L'empilement de problèmes dans le canal de la Manche est survenu de manière imprévue pour les acteurs concernés, alors que cet espace est depuis des décennies l'un des plus paisibles au monde d'un point de vue maritime. La question migratoire notamment s'est déplacée de Calais, son centre initial, selon Paul Tourret :  

On se retrouve un petit peu comme dans ces frontières maritimes, ou la frontière mexicaine, où au départ, on a des points de passage, et puis on s'aperçoit progressivement que c'est l'ensemble de l'espace qui est concerné par la rencontre des territoires, avec une mer au milieu, qui se retrouvent un peu dans la mise sous tension.  

On s'aperçoit aujourd'hui qu'on a un glissement vers les autres ports à passagers, notamment Caen-Ouistreham et Cherbourg (..) La Manche est devenue non pas une frontière de l'Europe mais une frontière de la Grande-Bretagne et ses problèmes d'attraction pour les vagues migratoires de plusieurs pays.

Pour Paul Tourret, le problème migratoire interroge avant tout la politique d'externalisation britannique : 

Ce n'est pas tant une question française qu'une question britannique, de son rapport à l'immigration et de son rapport à la frontière. Les accords du Touquet signés il y a presque 20 ans avaient déjà créé une particularité à l'échelle internationale, qui était l'externalisation de la frontière britannique sur la rive opposée.  

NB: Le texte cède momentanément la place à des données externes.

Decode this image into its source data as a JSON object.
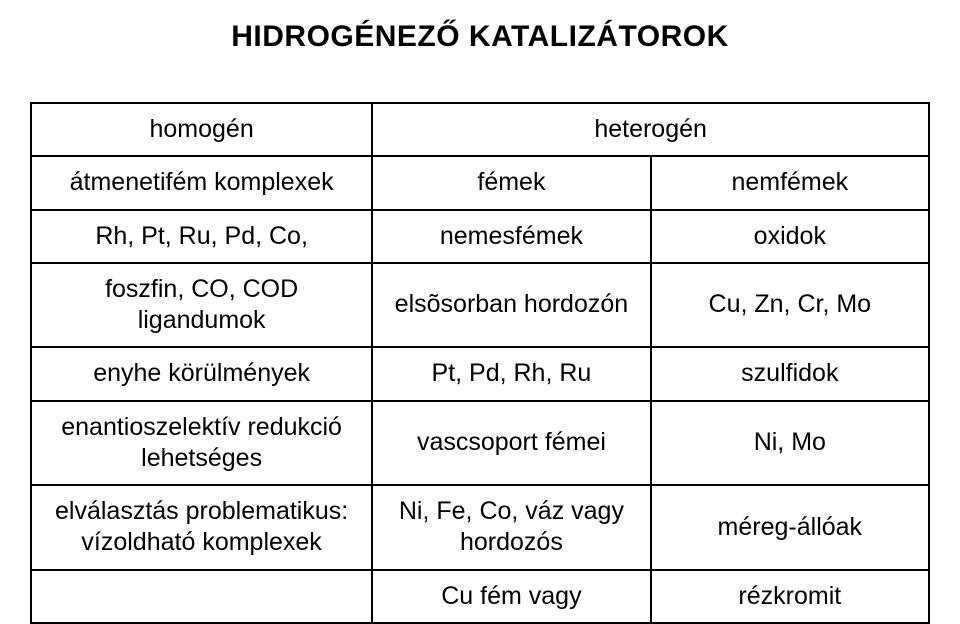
{
  "title": "HIDROGÉNEZŐ KATALIZÁTOROK",
  "table": {
    "type": "table",
    "border_color": "#000000",
    "background_color": "#ffffff",
    "text_color": "#000000",
    "title_fontsize": 30,
    "cell_fontsize": 25,
    "header": {
      "col1": "homogén",
      "col23_span": "heterogén",
      "sub_col1": "átmenetifém komplexek",
      "sub_col2": "fémek",
      "sub_col3": "nemfémek"
    },
    "rows": [
      {
        "c1": "Rh, Pt, Ru, Pd, Co,",
        "c2": "nemesfémek",
        "c3": "oxidok"
      },
      {
        "c1": "foszfin, CO, COD\nligandumok",
        "c2": "elsõsorban hordozón",
        "c3": "Cu, Zn, Cr, Mo"
      },
      {
        "c1": "enyhe körülmények",
        "c2": "Pt, Pd, Rh, Ru",
        "c3": "szulfidok"
      },
      {
        "c1": "enantioszelektív redukció\nlehetséges",
        "c2": "vascsoport fémei",
        "c3": "Ni, Mo"
      },
      {
        "c1": "elválasztás problematikus:\nvízoldható komplexek",
        "c2": "Ni, Fe, Co, váz vagy\nhordozós",
        "c3": "méreg-állóak"
      },
      {
        "c1": "",
        "c2": "Cu fém vagy",
        "c3": "rézkromit"
      }
    ]
  }
}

Au niveau de la pêche, les accords successifs ne permettent plus non plus à résoudre les tensions de manière satisfaisante : 

Les îles anglo-normandes avaient déjà un statut un peu particulier, mais elles étaient régies par les accords de pêche avec la Grande-Bretagne. Là, on se retrouve avec une situation particulière, c'est qu'on avait des eaux britanniques riches en poissons mais pauvres en pêcheurs, et dans lesquelles les systèmes de pêche européens et le système de pêche français en particulier allaient puiser. On a eu à nouveau des accords de régulation, mais on s'aperçoit qu'on renvoie aussi vers une souveraineté halieutique, et les îles anglo-normandes nous posent un vrai problème en étant littéralement en coin dans cet espace français et qu'il faut gérer alors des histoires de licences et des détails. Paul Tourret

Dilemmes de coopération pour la France et le Royaume-Uni 

Entre la France et le Royaume-Uni, le torchon brûle, rappelant d'autres contextes géopolitiques, pour Paul Tourret

On dirait ces conflits du bout du monde; on regarde souvent la Méditerranée orientale ou l'Asie du Sud-Est et on découvre qu'on peut avoir près de chez soi des conflits et des montées de pression qui sont peu habituelles pour des régimes démocratiques, et on va dire calmes d'Europe de l'Ouest.  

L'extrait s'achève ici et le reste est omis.